More than 400 policemen charged University Hall early this morning and forcibly--and sometimes violently--removed several hundred students who were occupying the building.
Between 250 and 300 people were arrested in the raid, and nearly 75 students were injured.
The arrested students were taken in police paddy wagons and buses directly to district courts in Cambridge.
President Pusey said this morning that the decision to call in police to clear the building came out of the meeting which began yesterday afternoon and ended about 10 p.m. last night. Besides himself, the deans of the Graduate Schools; Dean Ford and Glimp, and other Administration officials were in attendance. "It became clear in the course of the evening that the only possible alternative [to calling in police] was to take no action at all," he said.
An hour before the raid, more than 100 policemen from local suburban forces gathered behind Memorial Hall. There were officers and paddy wagons from Cambridge, Boston, Newton, Somerville, Arlington, Watertown, and the Metropolitan District Commission.
All of the officers had storm helmets, most had gas masks. Patrolmen from Somerville carried large metal shields, and several from other forces carried rifles.
At 4:30, the patrolmen were ordered inside of Memorial Hall to receive instructions. Fifteen minutes later, the police formed a long double line at the west door of Mem Hall. Shortly before five, an officer gave the order to march, and the police marched into the Yard behind the buses carrying State Police.
The police buses and cars parked in the Yard between Widener and Memorial Church, while Cambridge and Boston Police marched into the Yard from the Memorial Church gate.
The suburban police forced about two hundred students away from all four doors of University Hall in several quick thrusts. At that time a number of students were clubbed and thrown from the University Hall steps.
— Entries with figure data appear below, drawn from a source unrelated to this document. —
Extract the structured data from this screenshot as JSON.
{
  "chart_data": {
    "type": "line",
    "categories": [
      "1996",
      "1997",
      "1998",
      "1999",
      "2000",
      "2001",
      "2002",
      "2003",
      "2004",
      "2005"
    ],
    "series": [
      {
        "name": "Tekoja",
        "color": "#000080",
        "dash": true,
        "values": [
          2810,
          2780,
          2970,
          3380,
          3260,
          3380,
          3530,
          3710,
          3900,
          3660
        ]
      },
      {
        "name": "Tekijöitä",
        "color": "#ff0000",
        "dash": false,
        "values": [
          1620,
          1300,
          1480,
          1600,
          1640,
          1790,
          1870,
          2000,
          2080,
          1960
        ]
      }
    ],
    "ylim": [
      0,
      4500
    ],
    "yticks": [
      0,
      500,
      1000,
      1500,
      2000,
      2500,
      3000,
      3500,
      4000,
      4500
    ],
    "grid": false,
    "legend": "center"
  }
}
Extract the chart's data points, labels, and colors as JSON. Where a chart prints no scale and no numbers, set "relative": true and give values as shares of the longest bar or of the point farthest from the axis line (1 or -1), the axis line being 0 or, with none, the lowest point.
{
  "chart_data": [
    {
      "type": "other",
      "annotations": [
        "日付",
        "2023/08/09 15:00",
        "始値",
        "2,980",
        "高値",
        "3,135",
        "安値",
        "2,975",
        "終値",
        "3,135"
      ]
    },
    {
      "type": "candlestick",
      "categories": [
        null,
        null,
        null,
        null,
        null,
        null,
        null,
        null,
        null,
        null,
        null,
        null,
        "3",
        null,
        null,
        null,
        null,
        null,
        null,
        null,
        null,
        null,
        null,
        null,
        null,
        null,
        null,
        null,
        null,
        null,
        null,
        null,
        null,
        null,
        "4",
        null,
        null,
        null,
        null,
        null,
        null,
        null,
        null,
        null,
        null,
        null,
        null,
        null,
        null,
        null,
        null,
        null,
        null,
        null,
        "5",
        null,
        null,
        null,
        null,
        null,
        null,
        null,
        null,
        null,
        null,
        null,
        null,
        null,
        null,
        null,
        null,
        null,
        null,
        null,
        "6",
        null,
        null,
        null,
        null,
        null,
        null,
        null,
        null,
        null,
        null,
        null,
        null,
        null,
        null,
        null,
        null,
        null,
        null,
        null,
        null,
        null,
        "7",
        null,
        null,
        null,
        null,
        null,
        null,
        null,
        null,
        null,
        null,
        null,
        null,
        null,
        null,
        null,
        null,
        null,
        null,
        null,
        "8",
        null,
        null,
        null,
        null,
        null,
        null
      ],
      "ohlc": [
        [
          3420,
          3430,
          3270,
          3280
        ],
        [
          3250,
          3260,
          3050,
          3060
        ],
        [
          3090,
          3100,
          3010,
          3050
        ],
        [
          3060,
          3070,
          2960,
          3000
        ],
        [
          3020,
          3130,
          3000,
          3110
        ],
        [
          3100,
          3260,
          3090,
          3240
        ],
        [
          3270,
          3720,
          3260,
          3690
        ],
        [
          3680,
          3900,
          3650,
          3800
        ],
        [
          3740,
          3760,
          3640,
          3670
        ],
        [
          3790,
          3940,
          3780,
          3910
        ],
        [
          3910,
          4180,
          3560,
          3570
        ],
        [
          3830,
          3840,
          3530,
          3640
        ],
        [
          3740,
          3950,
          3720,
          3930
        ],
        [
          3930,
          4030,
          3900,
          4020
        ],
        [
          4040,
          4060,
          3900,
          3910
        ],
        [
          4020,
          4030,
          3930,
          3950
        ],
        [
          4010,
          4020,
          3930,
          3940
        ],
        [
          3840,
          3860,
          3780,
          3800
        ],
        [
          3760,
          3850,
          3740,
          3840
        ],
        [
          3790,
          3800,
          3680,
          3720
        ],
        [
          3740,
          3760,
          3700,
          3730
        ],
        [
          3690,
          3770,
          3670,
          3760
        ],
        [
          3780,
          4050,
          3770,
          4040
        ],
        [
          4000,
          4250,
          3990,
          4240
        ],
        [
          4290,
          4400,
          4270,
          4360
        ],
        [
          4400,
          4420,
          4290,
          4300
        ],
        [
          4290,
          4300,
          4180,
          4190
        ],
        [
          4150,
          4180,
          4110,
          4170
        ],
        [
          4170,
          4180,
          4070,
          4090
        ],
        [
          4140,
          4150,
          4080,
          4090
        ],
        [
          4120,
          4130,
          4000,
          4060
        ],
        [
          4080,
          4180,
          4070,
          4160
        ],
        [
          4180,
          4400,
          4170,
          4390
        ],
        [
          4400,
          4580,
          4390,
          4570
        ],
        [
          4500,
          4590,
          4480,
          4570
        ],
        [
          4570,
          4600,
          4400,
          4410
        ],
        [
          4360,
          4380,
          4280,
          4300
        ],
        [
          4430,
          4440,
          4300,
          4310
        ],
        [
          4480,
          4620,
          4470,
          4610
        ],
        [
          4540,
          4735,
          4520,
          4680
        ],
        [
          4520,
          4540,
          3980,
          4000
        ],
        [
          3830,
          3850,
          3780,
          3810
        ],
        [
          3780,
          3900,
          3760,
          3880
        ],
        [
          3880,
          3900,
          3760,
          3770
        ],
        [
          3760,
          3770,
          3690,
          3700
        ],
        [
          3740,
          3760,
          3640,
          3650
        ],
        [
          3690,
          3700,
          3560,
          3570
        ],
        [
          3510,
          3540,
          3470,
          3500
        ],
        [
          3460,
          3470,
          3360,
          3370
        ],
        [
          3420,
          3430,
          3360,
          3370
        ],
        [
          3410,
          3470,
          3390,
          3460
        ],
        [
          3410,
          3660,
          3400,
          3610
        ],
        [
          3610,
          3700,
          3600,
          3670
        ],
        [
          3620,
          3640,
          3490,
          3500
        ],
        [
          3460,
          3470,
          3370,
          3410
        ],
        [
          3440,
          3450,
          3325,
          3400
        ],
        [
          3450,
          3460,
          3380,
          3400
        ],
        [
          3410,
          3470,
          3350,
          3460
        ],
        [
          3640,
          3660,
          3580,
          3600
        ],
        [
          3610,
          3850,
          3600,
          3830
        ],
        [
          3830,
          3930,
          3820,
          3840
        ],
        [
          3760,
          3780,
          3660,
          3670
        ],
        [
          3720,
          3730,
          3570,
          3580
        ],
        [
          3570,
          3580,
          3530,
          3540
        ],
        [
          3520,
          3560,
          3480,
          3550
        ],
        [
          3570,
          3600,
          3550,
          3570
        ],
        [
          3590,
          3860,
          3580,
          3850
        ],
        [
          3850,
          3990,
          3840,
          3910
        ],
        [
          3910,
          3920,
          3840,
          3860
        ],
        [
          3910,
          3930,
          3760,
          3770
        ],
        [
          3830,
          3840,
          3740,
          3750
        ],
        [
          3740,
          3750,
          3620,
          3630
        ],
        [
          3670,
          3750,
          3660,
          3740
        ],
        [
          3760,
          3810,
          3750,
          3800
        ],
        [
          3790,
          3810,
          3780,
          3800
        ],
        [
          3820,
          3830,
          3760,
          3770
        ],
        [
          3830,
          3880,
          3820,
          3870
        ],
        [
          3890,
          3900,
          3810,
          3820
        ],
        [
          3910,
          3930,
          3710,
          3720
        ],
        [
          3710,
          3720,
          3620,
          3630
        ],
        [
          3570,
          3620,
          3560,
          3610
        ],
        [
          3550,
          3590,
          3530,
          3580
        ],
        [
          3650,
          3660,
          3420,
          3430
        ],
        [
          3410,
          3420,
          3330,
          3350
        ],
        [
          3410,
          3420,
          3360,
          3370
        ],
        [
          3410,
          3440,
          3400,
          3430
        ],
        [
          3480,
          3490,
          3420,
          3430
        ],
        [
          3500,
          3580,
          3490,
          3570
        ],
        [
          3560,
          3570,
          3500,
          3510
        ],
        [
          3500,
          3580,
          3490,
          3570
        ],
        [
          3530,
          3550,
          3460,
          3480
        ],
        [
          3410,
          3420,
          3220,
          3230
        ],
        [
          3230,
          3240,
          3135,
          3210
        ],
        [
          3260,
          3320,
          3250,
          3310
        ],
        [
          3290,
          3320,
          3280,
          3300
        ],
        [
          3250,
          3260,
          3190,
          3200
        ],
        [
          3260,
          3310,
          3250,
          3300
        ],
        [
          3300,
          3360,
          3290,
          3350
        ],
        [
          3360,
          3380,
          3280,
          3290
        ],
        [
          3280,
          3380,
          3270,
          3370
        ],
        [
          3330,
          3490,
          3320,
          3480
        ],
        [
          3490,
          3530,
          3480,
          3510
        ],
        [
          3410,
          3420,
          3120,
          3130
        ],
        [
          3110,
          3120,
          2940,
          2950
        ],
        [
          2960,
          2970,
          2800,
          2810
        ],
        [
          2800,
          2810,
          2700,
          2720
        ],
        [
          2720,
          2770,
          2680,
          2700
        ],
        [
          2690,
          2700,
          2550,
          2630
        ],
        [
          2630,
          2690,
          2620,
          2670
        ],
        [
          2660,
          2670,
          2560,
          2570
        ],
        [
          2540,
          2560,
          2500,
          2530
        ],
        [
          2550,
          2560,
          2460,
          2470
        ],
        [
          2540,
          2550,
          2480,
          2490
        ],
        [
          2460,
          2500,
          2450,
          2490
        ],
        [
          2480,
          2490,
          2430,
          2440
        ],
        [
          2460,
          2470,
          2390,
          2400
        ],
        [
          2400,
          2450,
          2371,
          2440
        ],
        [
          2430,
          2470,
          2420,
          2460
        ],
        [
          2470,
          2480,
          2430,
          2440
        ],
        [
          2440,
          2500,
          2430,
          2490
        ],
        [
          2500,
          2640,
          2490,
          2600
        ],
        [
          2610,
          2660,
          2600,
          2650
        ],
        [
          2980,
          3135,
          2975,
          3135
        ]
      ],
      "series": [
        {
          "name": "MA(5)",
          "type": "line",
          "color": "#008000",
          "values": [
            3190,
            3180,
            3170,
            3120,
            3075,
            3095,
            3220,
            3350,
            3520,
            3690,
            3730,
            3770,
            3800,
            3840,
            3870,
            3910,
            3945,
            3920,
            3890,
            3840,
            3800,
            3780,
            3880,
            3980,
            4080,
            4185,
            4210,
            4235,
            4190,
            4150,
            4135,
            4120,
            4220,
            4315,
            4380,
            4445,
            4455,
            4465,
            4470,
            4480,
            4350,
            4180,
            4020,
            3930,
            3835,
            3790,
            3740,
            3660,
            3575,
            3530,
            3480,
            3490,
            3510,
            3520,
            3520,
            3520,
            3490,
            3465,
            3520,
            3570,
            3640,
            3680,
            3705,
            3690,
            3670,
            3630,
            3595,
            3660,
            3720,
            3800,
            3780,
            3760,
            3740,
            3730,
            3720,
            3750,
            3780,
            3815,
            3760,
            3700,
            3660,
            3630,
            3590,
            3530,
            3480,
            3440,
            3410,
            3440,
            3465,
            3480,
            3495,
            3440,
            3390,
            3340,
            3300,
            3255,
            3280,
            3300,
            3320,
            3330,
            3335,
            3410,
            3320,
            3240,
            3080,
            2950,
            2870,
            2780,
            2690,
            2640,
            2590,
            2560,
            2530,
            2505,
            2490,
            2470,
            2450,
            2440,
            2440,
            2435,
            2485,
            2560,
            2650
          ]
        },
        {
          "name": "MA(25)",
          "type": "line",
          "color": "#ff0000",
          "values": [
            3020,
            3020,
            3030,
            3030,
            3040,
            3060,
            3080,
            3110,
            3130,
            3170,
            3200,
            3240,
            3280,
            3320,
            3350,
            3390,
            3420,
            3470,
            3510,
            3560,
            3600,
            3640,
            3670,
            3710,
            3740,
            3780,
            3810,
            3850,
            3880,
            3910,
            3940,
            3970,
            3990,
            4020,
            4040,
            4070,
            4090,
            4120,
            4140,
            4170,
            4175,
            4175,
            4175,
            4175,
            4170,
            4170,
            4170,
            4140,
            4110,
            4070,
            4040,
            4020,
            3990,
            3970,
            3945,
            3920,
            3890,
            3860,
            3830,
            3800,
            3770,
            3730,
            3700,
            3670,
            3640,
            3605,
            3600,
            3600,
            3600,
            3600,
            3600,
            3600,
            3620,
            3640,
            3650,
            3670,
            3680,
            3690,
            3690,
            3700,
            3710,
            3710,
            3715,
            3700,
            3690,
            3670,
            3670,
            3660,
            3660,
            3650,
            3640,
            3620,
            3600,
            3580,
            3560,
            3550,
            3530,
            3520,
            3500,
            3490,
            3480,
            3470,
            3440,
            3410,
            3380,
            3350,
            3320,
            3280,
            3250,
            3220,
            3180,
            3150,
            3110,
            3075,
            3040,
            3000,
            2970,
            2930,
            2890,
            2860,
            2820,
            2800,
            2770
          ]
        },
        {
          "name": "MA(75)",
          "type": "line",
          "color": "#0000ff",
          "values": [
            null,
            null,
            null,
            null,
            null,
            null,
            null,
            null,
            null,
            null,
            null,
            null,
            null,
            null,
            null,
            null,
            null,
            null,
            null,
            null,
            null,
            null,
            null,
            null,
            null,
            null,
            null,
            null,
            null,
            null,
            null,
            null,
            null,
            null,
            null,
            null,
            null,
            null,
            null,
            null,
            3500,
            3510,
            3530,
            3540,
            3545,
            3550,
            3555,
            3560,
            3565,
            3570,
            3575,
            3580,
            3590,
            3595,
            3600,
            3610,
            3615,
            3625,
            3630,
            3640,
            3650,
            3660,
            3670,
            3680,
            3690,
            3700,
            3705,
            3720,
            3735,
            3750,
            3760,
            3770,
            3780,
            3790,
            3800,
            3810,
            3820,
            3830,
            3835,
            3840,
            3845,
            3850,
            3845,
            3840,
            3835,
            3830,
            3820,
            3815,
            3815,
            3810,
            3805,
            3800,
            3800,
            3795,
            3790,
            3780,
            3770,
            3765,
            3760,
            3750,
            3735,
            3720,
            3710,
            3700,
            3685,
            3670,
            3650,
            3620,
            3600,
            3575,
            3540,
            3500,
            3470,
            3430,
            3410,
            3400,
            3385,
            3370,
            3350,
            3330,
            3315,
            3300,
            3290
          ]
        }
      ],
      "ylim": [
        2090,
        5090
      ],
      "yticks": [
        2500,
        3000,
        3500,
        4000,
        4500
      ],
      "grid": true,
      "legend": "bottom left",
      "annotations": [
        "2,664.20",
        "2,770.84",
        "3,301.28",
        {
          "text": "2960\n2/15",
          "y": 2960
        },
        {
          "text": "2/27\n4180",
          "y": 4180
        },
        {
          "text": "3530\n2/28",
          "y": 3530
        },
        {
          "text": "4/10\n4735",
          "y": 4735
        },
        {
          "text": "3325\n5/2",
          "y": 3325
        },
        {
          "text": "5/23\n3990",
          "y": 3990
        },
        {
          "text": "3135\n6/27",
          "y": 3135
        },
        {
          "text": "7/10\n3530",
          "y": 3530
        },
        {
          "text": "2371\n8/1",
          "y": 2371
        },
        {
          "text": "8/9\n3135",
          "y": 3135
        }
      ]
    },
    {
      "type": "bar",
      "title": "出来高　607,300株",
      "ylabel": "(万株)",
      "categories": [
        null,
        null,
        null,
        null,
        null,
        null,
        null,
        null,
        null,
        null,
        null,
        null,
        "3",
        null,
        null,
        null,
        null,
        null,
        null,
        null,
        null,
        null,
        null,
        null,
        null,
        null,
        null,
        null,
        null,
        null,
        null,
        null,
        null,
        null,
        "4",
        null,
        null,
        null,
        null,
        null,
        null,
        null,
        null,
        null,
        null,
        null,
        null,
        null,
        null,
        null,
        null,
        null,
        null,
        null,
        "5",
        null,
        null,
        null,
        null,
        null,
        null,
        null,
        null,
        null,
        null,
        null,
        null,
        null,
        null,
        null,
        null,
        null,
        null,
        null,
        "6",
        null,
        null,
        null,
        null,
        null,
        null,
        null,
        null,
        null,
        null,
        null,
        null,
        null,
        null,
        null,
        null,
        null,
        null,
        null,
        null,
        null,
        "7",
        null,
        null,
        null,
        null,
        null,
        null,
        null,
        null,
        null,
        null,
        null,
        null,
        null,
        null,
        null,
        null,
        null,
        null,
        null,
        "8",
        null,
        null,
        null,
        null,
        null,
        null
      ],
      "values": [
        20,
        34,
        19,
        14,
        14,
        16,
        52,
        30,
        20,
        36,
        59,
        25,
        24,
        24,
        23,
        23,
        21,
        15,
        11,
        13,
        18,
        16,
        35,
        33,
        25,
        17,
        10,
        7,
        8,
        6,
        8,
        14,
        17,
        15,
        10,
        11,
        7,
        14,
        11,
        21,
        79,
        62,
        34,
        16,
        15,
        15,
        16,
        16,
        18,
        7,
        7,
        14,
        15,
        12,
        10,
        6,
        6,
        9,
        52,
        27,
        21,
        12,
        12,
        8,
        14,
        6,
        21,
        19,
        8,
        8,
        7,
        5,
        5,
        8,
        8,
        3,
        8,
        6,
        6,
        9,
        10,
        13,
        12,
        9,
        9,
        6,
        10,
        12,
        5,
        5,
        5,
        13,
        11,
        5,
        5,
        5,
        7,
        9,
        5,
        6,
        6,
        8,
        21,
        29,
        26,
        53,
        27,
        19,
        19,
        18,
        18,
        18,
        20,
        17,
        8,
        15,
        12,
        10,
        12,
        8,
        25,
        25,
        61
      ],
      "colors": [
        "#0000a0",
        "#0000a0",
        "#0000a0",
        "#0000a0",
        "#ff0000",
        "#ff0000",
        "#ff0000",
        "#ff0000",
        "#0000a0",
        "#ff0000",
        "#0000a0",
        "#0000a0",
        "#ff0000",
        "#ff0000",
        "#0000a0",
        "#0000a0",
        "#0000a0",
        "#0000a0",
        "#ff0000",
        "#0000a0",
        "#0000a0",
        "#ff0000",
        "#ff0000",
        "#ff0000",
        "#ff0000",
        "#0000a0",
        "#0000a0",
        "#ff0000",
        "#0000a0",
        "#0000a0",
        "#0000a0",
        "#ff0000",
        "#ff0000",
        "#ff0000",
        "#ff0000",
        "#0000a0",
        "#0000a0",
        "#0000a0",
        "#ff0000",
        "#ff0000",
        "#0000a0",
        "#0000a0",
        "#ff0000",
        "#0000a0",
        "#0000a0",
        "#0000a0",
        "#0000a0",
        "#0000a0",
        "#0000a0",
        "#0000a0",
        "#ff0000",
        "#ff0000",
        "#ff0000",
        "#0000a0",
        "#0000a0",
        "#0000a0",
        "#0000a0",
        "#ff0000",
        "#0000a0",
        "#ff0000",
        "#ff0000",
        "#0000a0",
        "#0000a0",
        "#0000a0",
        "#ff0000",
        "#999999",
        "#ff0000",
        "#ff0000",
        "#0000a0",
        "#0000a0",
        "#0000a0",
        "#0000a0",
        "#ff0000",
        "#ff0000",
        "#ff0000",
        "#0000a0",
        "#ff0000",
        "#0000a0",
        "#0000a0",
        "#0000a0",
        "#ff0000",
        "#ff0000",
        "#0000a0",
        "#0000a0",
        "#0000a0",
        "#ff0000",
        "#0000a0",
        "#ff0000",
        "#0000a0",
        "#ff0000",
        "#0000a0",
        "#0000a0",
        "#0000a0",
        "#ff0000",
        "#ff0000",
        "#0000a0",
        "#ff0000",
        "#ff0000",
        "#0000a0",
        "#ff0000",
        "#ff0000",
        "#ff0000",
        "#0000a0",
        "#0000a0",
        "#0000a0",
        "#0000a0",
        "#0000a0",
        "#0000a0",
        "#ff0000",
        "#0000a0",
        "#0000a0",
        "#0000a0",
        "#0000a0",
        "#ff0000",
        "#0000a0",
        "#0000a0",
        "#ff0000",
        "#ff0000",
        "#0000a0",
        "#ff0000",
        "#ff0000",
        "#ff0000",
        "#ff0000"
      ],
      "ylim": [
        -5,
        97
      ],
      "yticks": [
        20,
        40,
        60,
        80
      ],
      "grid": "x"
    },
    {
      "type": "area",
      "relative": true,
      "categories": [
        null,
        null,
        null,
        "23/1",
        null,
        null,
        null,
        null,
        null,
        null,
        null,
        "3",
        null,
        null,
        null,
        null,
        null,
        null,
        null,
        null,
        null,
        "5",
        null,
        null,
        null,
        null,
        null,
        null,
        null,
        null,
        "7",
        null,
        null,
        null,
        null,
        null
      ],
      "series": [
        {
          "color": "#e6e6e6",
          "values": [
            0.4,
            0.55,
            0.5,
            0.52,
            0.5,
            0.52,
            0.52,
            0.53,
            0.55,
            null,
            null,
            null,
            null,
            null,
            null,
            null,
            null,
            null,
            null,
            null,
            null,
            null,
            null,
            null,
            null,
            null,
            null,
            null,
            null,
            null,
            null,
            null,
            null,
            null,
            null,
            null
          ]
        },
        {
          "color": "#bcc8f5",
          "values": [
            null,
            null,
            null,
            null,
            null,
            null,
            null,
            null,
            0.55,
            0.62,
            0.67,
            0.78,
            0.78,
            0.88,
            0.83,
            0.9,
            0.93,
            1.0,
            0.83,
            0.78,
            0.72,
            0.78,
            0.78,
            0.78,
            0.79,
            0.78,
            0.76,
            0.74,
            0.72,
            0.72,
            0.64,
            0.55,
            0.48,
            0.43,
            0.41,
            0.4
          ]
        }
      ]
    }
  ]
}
After the doors were cleared the police charged students who were standing on the steps of Thayer Hall. About ten Somerville Police charged into the building with shields and riot sticks. During that charge, several policemen pushed Timothy H. S. Venn '72 from his wheelchair onto the cement.
State Police then formed lines on the Massachusetts Hall side of the University Hall, and on a signal, charged first the north door, then the south.
Starting at about 5:05, about 75 State Police entered University Hall, and began dragging demonstrators out of the building.
The people inside University Hall first heard rumors about the bust at 3:40 a.m. For the next hour, people woke up and milled around the first floor, where they had earlier agreed to make their stand against the police. They sang radical songs, received wet pieces of linen and instructions for there use against tear gas, and the phone numbers of lawyers who had agreed to defend those arrested.
At 4:58 a student rushed in and screamed the "Cops are coming." A moment later the shining blue helmets of the Massachusetts State Police could be seen through the windows. The demonstrators linked arms and started to chant, "Smash ROTC, no expansion."
At 5:05 Dean Glimp, standing outside the Hall with a portable megaphone, said, "You have five minutes to vacate the building." His voice was not audible inside.